Question

Write the number of all possible matrices of order $2\times 2$ with each entry $1,2$ or $3?$

Answer 1

Hint: We know that a matrix is an ordered rectangular array of numbers or functions. We also know that a $2\times 2$ matrix is a square matrix containing $4$ elements. We will find the number of ways we can accommodate any of the given entries in a $2\times 2$ matrix when repetition is allowed.

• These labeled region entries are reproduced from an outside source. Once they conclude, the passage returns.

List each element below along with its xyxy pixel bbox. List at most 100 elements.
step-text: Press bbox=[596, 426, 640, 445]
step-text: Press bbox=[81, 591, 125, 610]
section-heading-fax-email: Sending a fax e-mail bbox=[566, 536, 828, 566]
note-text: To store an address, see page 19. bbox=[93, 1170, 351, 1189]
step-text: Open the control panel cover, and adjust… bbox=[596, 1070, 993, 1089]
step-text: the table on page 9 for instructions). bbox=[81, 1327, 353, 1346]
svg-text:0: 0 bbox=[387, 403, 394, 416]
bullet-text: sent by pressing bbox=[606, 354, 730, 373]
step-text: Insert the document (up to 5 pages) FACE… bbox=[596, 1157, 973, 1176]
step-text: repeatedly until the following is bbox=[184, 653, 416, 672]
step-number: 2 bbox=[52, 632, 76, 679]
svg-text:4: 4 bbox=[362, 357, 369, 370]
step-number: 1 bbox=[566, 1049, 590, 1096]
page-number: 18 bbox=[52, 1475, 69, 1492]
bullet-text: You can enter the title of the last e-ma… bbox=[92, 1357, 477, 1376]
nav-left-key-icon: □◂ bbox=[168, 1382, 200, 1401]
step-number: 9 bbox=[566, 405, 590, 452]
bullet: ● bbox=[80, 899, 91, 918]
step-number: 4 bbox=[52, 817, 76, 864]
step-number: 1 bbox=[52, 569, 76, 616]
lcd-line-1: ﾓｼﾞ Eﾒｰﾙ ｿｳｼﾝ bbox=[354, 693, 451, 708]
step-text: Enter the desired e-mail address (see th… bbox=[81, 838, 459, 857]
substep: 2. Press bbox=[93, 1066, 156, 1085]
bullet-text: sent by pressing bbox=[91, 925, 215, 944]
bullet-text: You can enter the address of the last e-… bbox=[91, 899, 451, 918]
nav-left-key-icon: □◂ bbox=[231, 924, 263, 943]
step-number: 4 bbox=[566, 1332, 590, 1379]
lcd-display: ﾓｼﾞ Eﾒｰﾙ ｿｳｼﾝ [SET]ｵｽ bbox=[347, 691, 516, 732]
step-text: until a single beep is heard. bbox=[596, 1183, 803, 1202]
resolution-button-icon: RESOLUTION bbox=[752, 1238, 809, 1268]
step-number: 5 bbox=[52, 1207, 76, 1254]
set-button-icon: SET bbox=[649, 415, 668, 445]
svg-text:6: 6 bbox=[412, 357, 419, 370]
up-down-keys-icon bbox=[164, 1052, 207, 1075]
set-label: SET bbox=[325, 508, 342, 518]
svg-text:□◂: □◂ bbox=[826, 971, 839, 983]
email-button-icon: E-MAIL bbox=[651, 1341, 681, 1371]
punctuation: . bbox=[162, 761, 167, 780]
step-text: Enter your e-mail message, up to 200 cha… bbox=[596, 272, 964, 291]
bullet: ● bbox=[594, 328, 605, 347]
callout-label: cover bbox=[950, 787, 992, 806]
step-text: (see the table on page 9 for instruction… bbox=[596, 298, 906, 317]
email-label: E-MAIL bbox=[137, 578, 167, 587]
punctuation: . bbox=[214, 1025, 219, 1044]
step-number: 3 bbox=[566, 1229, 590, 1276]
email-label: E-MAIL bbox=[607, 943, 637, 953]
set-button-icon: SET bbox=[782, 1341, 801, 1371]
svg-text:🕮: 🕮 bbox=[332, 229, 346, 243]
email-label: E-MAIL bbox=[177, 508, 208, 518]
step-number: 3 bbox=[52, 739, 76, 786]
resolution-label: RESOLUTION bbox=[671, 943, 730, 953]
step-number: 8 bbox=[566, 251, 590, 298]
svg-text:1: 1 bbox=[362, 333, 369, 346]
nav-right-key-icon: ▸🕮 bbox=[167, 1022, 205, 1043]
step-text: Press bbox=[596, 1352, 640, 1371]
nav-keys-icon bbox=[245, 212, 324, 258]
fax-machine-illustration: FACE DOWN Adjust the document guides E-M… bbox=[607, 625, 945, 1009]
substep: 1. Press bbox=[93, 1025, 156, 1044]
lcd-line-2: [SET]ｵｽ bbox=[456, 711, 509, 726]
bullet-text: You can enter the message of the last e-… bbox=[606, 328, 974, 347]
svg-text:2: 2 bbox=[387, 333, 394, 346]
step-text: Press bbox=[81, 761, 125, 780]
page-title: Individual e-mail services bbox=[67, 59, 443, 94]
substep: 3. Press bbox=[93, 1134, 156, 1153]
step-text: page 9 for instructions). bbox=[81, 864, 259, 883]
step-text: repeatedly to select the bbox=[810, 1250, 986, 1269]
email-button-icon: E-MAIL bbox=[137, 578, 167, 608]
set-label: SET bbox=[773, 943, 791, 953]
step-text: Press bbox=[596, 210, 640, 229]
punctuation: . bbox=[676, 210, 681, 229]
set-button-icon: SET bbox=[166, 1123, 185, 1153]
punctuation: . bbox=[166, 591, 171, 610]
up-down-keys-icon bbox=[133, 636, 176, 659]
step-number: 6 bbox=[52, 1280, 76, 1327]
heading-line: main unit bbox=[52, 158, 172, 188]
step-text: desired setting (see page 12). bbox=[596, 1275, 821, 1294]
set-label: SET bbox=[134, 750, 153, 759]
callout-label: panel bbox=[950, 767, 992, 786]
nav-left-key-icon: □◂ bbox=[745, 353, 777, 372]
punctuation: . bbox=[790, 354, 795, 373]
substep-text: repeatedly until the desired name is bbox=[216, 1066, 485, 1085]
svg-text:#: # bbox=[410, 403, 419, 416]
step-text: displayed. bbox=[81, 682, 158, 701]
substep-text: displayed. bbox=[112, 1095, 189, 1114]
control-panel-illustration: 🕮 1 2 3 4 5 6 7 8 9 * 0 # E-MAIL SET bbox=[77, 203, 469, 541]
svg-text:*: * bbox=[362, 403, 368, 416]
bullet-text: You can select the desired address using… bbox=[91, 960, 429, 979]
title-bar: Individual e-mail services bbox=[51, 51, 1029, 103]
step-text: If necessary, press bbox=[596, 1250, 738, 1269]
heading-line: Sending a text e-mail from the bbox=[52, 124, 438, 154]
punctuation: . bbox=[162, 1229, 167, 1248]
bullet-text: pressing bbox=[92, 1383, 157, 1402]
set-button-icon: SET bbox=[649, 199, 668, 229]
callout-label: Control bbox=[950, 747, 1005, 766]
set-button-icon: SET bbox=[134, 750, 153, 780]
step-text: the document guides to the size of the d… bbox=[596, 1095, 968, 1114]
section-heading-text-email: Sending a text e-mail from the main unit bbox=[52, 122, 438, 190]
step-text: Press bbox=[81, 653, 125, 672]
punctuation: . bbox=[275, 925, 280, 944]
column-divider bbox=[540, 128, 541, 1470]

Complete step by step solution:
We are asked to find the number of all possible matrices of order $2\times 2$ with each entry $1,2$ or $3.$
We know that a square matrix of order $2\times 2$ contains $2$ columns and $2$ rows. And thus, it contains $4$ elements.
It is given that the entries are $1,2$ or $3$ with repetition allowed.
We can construct $2\times 2$ matrices with all $4$ elements are the same, $3$ of the elements are the same, $2$ of the elements are the same and all are distinct.
Since, repetition is allowed, we can accommodate any one of the three entries in each of the four positions in the matrix.
Let us consider the first position, that is ${{a}_{11}}.$ As we know, this place can be occupied by any of the three entries. So, we have $3$ choices.
Similarly, in the position ${{a}_{12}},$ we can accommodate any of the three entries. So, we have $3$ choices.
In the third position ${{a}_{21}}$ also, we can accommodate any $3$ of the given entries. This implies that we have $3$ choices again.
So, in the last position ${{a}_{22}},$ we still have $3$ choices because repetition of the entries is allowed.
Thus, we can multiply the number of choices to get the number of $2\times 2$ matrices that can be made using the given entries.

Hence, we can make $3\times 3\times 3\times 3={{3}^{4}}=81$ matrices of order $2\times 2$ with each entry $1,2$ or $3.$

Note: Let us note that the question is about the arrangement of the entries when repetition is allowed. We should remember that we have all the choices for each of the positions we have when repetition is allowed.